Once you appreciate the various ‘stakeholders’ in the cancer industry, you come to understand how vested interests are able to close down debate on environmental and occupational links to breast cancer – and along with it – prevent funding getting into prevention.
We consider ‘vested interests’ to be a major barrier to getting primary prevention onto the public and political agenda. It is precisely because vested interests are a relatively unexplored, diffuse and covert field of enquiry in relation to breast cancer prevention, that we believe this work should be undertaken and why it is worthy of a campaign-style focus.
We want to break new ground by speaking out on the ‘vested interests’ that prevent the widening of the breast cancer debate.
Q: Why is the time right to start asking these questions?
A: Because civil society has learned to question the self-interested behaviour of big business and powerful lobby groups – including those that may appear beyond reproach or criticism.
We have learned that governments are increasingly led by business interests; we know that this combines to ensure the public only ever get that part of the story that they want you to hear.
This means that while you need to know the questions to ask if you want to dig deeper to understand what is going on, the big ‘Pink-driven’ cancer campaigns won’t point you in that direction; nor will government or industry.
Q: How might ‘vested interests’ manifest themselves as barriers to the advancement of primary prevention strategies for breast cancer?
A: In many ways..
- They may ignore research findings or dismiss research findings as inconclusive.
- Persistently promote the mantra of lifestyle factors.
- Pass the buck and side-step environmental and/or occupational factors agenda by perhaps claiming it’s not in their remit – or worse, they don’t want to ‘alarm’ women.
- Have a preoccupation with self-interest above wider public health interests.
- A resistance to any disturbance of the status quo.
- A dependency on industry funding could lead to a research bias.
- Through sophisticated one sided messaging and communication strategies provided to a compliant media (with some notable exceptions) by industry, pharma, and other self interested organisations.
- Domination of the Breast Cancer issue and agenda by (pink) market-driven interests.
Q: Who or what are the ‘vested interests’ that gain from this omission?

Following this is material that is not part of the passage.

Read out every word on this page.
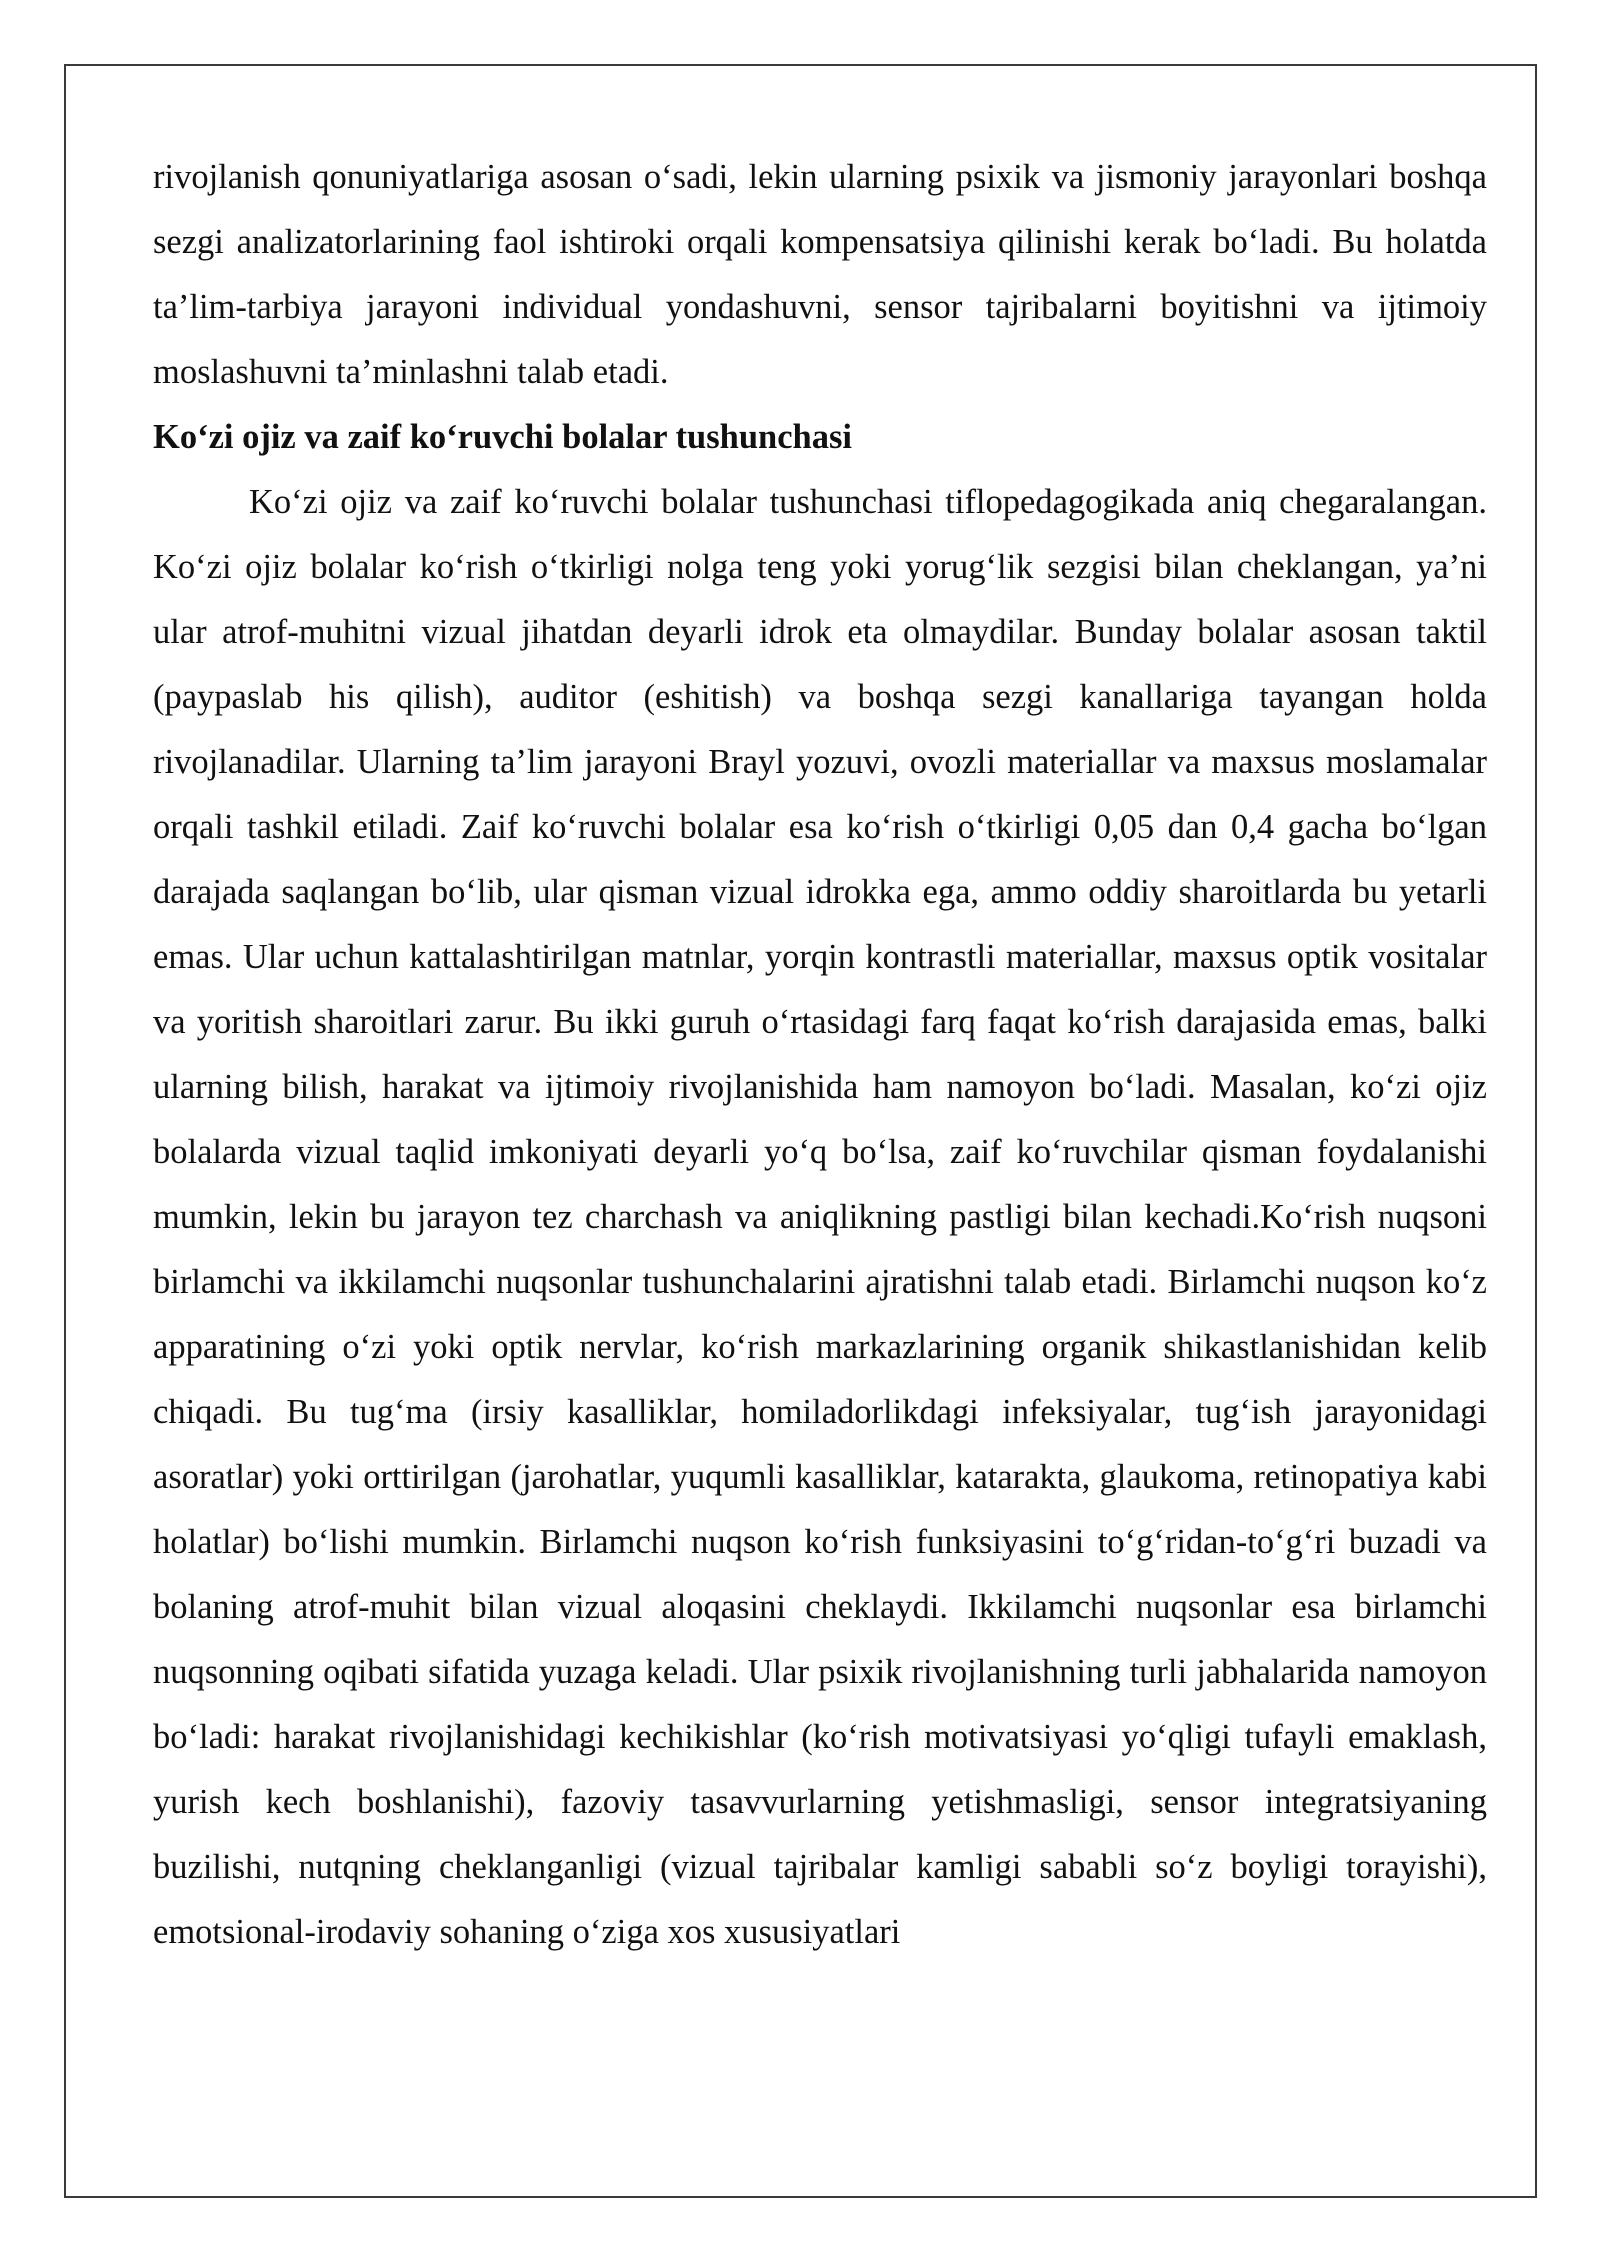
rivojlanish qonuniyatlariga asosan o‘sadi, lekin ularning psixik va jismoniy jarayonlari boshqa sezgi analizatorlarining faol ishtiroki orqali kompensatsiya qilinishi kerak bo‘ladi. Bu holatda ta’lim-tarbiya jarayoni individual yondashuvni, sensor tajribalarni boyitishni va ijtimoiy moslashuvni ta’minlashni talab etadi.

Ko‘zi ojiz va zaif ko‘ruvchi bolalar tushunchasi

Ko‘zi ojiz va zaif ko‘ruvchi bolalar tushunchasi tiflopedagogikada aniq chegaralangan. Ko‘zi ojiz bolalar ko‘rish o‘tkirligi nolga teng yoki yorug‘lik sezgisi bilan cheklangan, ya’ni ular atrof-muhitni vizual jihatdan deyarli idrok eta olmaydilar. Bunday bolalar asosan taktil (paypaslab his qilish), auditor (eshitish) va boshqa sezgi kanallariga tayangan holda rivojlanadilar. Ularning ta’lim jarayoni Brayl yozuvi, ovozli materiallar va maxsus moslamalar orqali tashkil etiladi. Zaif ko‘ruvchi bolalar esa ko‘rish o‘tkirligi 0,05 dan 0,4 gacha bo‘lgan darajada saqlangan bo‘lib, ular qisman vizual idrokka ega, ammo oddiy sharoitlarda bu yetarli emas. Ular uchun kattalashtirilgan matnlar, yorqin kontrastli materiallar, maxsus optik vositalar va yoritish sharoitlari zarur. Bu ikki guruh o‘rtasidagi farq faqat ko‘rish darajasida emas, balki ularning bilish, harakat va ijtimoiy rivojlanishida ham namoyon bo‘ladi. Masalan, ko‘zi ojiz bolalarda vizual taqlid imkoniyati deyarli yo‘q bo‘lsa, zaif ko‘ruvchilar qisman foydalanishi mumkin, lekin bu jarayon tez charchash va aniqlikning pastligi bilan kechadi.Ko‘rish nuqsoni birlamchi va ikkilamchi nuqsonlar tushunchalarini ajratishni talab etadi. Birlamchi nuqson ko‘z apparatining o‘zi yoki optik nervlar, ko‘rish markazlarining organik shikastlanishidan kelib chiqadi. Bu tug‘ma (irsiy kasalliklar, homiladorlikdagi infeksiyalar, tug‘ish jarayonidagi asoratlar) yoki orttirilgan (jarohatlar, yuqumli kasalliklar, katarakta, glaukoma, retinopatiya kabi holatlar) bo‘lishi mumkin. Birlamchi nuqson ko‘rish funksiyasini to‘g‘ridan-to‘g‘ri buzadi va bolaning atrof-muhit bilan vizual aloqasini cheklaydi. Ikkilamchi nuqsonlar esa birlamchi nuqsonning oqibati sifatida yuzaga keladi. Ular psixik rivojlanishning turli jabhalarida namoyon bo‘ladi: harakat rivojlanishidagi kechikishlar (ko‘rish motivatsiyasi yo‘qligi tufayli emaklash, yurish kech boshlanishi), fazoviy tasavvurlarning yetishmasligi, sensor integratsiyaning buzilishi, nutqning cheklanganligi (vizual tajribalar kamligi sababli so‘z boyligi torayishi), emotsional-irodaviy sohaning o‘ziga xos xususiyatlari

A: Any individual, organisation, industry or commercial enterprise engaged in the development, manufacture, provision or marketing of goods, services and items required for each and every aspect and phase of the disease e.g. material, technological, medical, pharmacological, diagnostic, cosmetic.
Any individual whose financial and career security, peer group and professional status, are dependent upon disease continuity.
Q: Is it unrealistic to put certain vested interests in the same frame as the tobacco and sugar industries which spin their products to appear safe when they know otherwise?
‘Pink Ribbon Inc.’ (book and film) powerfully places the breast cancer issue in the context of big business – pink-washing by many corporates that themselves are part of the wider polluting picture: car companies and cosmetics to name but two.
Equally, drugs and chemicals companies are major corporate players in the breast cancer debate. They have incredible lobbying clout in the places that matter – the EU and Washington – and have the ears of government on matters such as health, trade and environment policy.
Both the tobacco and sugar industries behave in exactly the same way.
Q: Could ‘vested interests’ explain why the issue of ‘prevention’ is so marginalized – or even willfully hidden?
A: You decide. We invite you to follow the money and the influence, in exploring and revealing what some of these key ‘vested interests’ are and their potential impact on breast cancer policy, from government through to the cancer establishment.